The Auspicious Times (In Text)
- Saturday April 12th – Last bath of the year
- Sunday April 13th – Official holiday
- Monday April 14th – Transit of the sun
- 1:31 AM – Sun begins to move, avoid all but religious activities
- 7:37 AM – Sun is halfway there, marks the dawn of the New Year
- 10:17 AM – Light the hearth and start cooking, wearing white and facing south
- 11:05 AM – Eat, exchange money and gifts, go visiting, etc
- 2:01 PM – The Sun is safely in its new house. The new year has official begin
- Tuesday April 15th – Not an official holiday, but most offices give it off
- Wednesday April 16th
- 11:16 AM – Ceremonially oil your head. Color to wear is green and the direction is south
- Thursday April 17th
- 6:16 AM – Ceremonially return to work. Color is gold and direction is north-west
The next day (Friday) is Good Friday. It’s not a mercantile holiday, but in effect the entire week is off.
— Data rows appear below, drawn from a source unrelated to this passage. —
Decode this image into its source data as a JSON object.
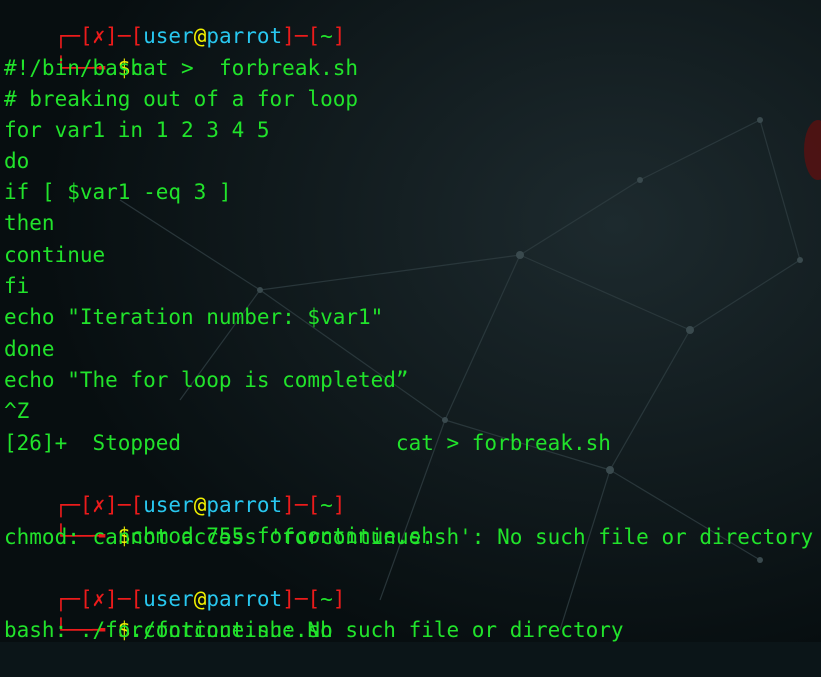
{
  "prompts": [
    {
      "user": "user",
      "at": "@",
      "host": "parrot",
      "dir": "~",
      "status_mark": "✗",
      "dollar": "$",
      "command": "cat >  forbreak.sh"
    },
    {
      "user": "user",
      "at": "@",
      "host": "parrot",
      "dir": "~",
      "status_mark": "✗",
      "dollar": "$",
      "command": "chmod 755 forcontinue.sh"
    },
    {
      "user": "user",
      "at": "@",
      "host": "parrot",
      "dir": "~",
      "status_mark": "✗",
      "dollar": "$",
      "command": "./forcontinue.sh"
    }
  ],
  "script_lines": [
    "#!/bin/bash",
    "# breaking out of a for loop",
    "for var1 in 1 2 3 4 5",
    "do",
    "if [ $var1 -eq 3 ]",
    "then",
    "continue",
    "fi",
    "echo \"Iteration number: $var1\"",
    "done",
    "echo \"The for loop is completed”",
    "^Z"
  ],
  "job_stopped": "[26]+  Stopped                 cat > forbreak.sh",
  "chmod_error": "chmod: cannot access 'forcontinue.sh': No such file or directory",
  "bash_error": "bash: ./forcontinue.sh: No such file or directory",
  "colors": {
    "output_green": "#21e32b",
    "prompt_red": "#ec1b1b",
    "user_cyan": "#28c7ef",
    "at_yellow": "#f0f000",
    "background": "#0b1518"
  }
}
Note our distinction between astrology and astronomy. We’re experts in neither, so fully open to comments, but based on observation of the current position of the sun (through pointing the Night Sky app in it’s direction) it doesn’t look like it’s going to completely transition within a day. This article by Viduranga Waisundara is worth a read on the subject.
You can’t see it with your naked eye, but if you point an app at the direction of the sun (you don’t need to point directly at it, it can even be under the earth) you can indeed see that the sun is ‘in’ the constellation Pisces and is moving towards Aries. ‘In’ is of course a relative term, the nearest star in Pisces is 14 million light years away and the Sun is only ‘in’ it from our perspective on earth.
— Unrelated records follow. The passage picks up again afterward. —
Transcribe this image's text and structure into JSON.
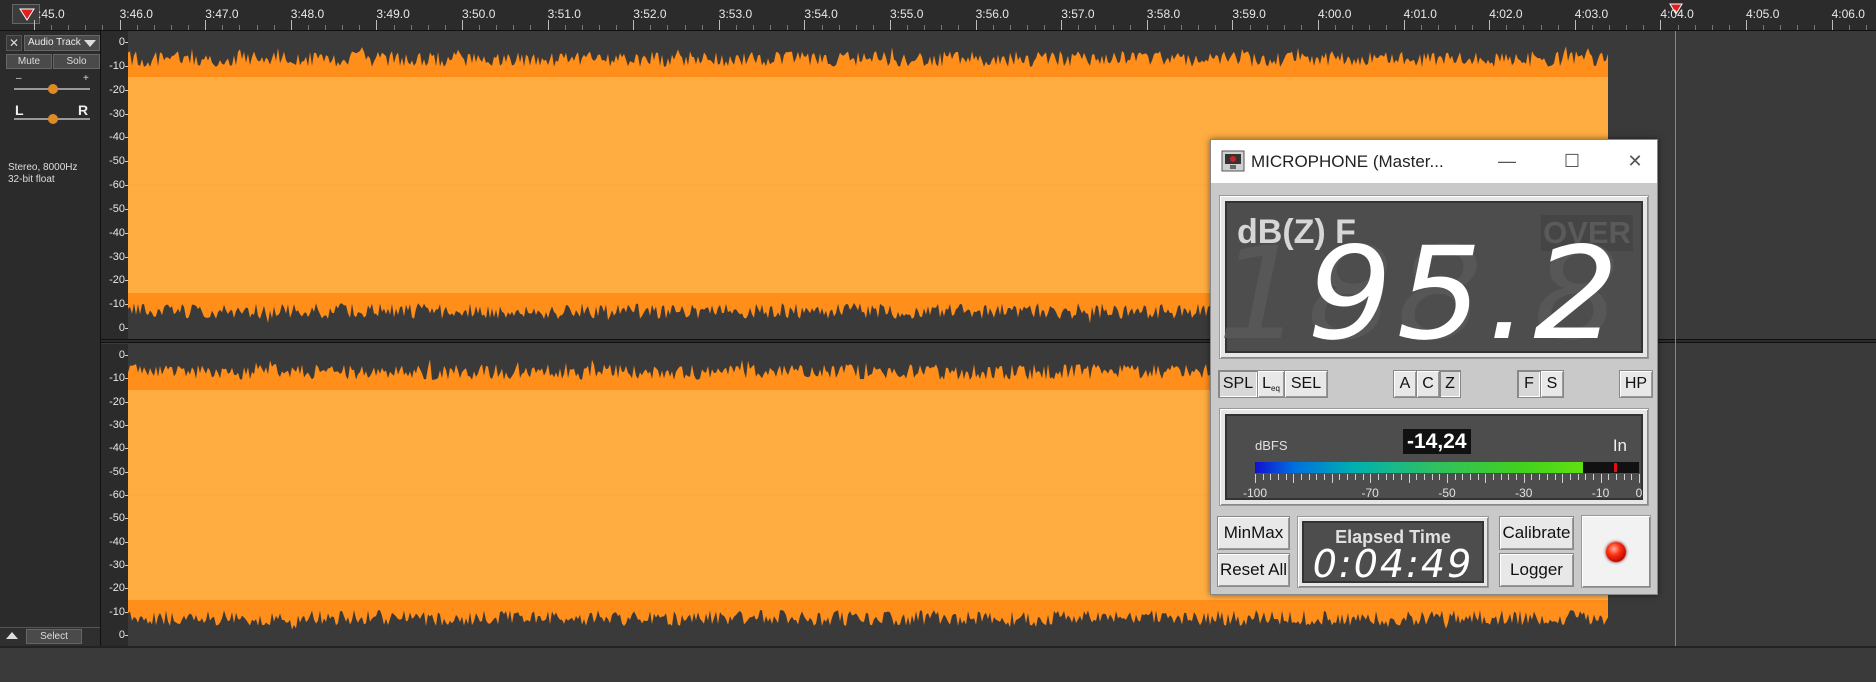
{
  "timeline": {
    "labels": [
      ":45.0",
      "3:46.0",
      "3:47.0",
      "3:48.0",
      "3:49.0",
      "3:50.0",
      "3:51.0",
      "3:52.0",
      "3:53.0",
      "3:54.0",
      "3:55.0",
      "3:56.0",
      "3:57.0",
      "3:58.0",
      "3:59.0",
      "4:00.0",
      "4:01.0",
      "4:02.0",
      "4:03.0",
      "4:04.0",
      "4:05.0",
      "4:06.0"
    ]
  },
  "track": {
    "close_glyph": "✕",
    "name": "Audio Track",
    "mute_label": "Mute",
    "solo_label": "Solo",
    "gain_minus": "–",
    "gain_plus": "+",
    "pan_left": "L",
    "pan_right": "R",
    "info_line1": "Stereo, 8000Hz",
    "info_line2": "32-bit float",
    "select_label": "Select"
  },
  "db_scale": [
    "0",
    "-10",
    "-20",
    "-30",
    "-40",
    "-50",
    "-60",
    "-50",
    "-40",
    "-30",
    "-20",
    "-10",
    "0"
  ],
  "slm": {
    "title": "MICROPHONE (Master...",
    "minimize_glyph": "—",
    "maximize_glyph": "☐",
    "close_glyph": "✕",
    "weighting": "dB(Z) F",
    "over": "OVER",
    "value": "95.2",
    "ghost": "188.8",
    "buttons": {
      "spl": "SPL",
      "leq_main": "L",
      "leq_sub": "eq",
      "sel": "SEL",
      "a": "A",
      "c": "C",
      "z": "Z",
      "f": "F",
      "s": "S",
      "hp": "HP"
    },
    "meter": {
      "unit": "dBFS",
      "value": "-14,24",
      "input": "In",
      "level_fraction": 0.855,
      "peak_fraction": 0.935,
      "scale_labels": [
        "-100",
        "-70",
        "-50",
        "-30",
        "-10",
        "0"
      ]
    },
    "minmax": "MinMax",
    "reset_all": "Reset All",
    "elapsed_title": "Elapsed Time",
    "elapsed_value": "0:04:49",
    "calibrate": "Calibrate",
    "logger": "Logger"
  },
  "colors": {
    "waveform": "#FFAC40",
    "waveform_rms": "#FF8E1A",
    "background": "#3A3A3A"
  }
}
What ancient astrology did capture was that this movement of the stars coincided with a time when “”trees bear fruits and flowers blossom – a sign of fertility”” (Waisundara).
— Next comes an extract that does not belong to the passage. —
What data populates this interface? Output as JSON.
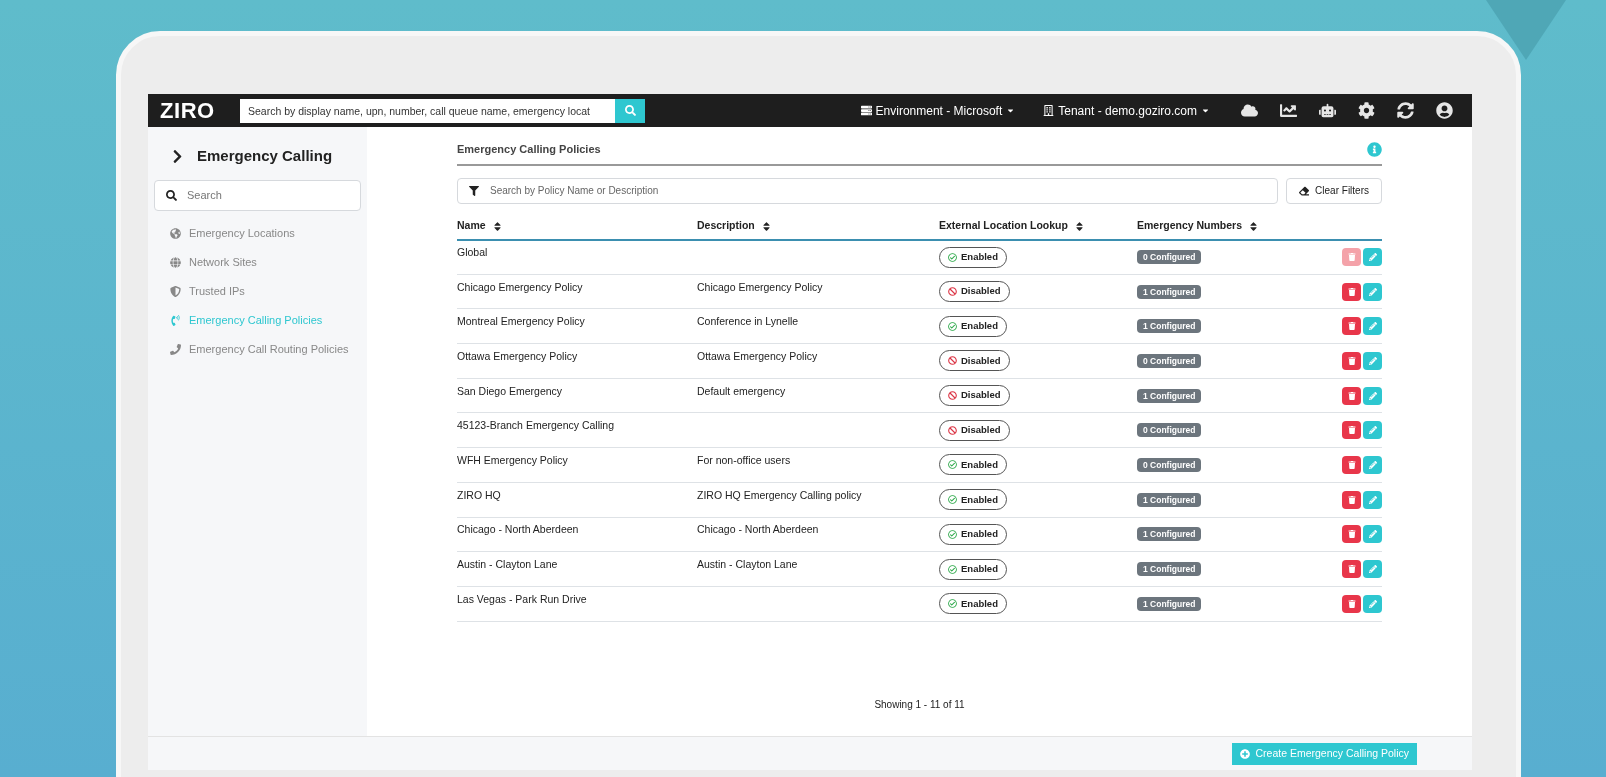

Culturally the practices around this movement of the stars is quite wonderful. Sri Lankans take the time to unite around the family unit, to all start the day and have their first meal at the same time and then to re-engage with their community on a clean slate. In practice, the giving of gifts and paying respects can wipe away a lot of the quarrels of the old year and bring people closer together. It’s a beautiful time.
Subha Aluth Avuruddak Weva, from everyone at YAMU.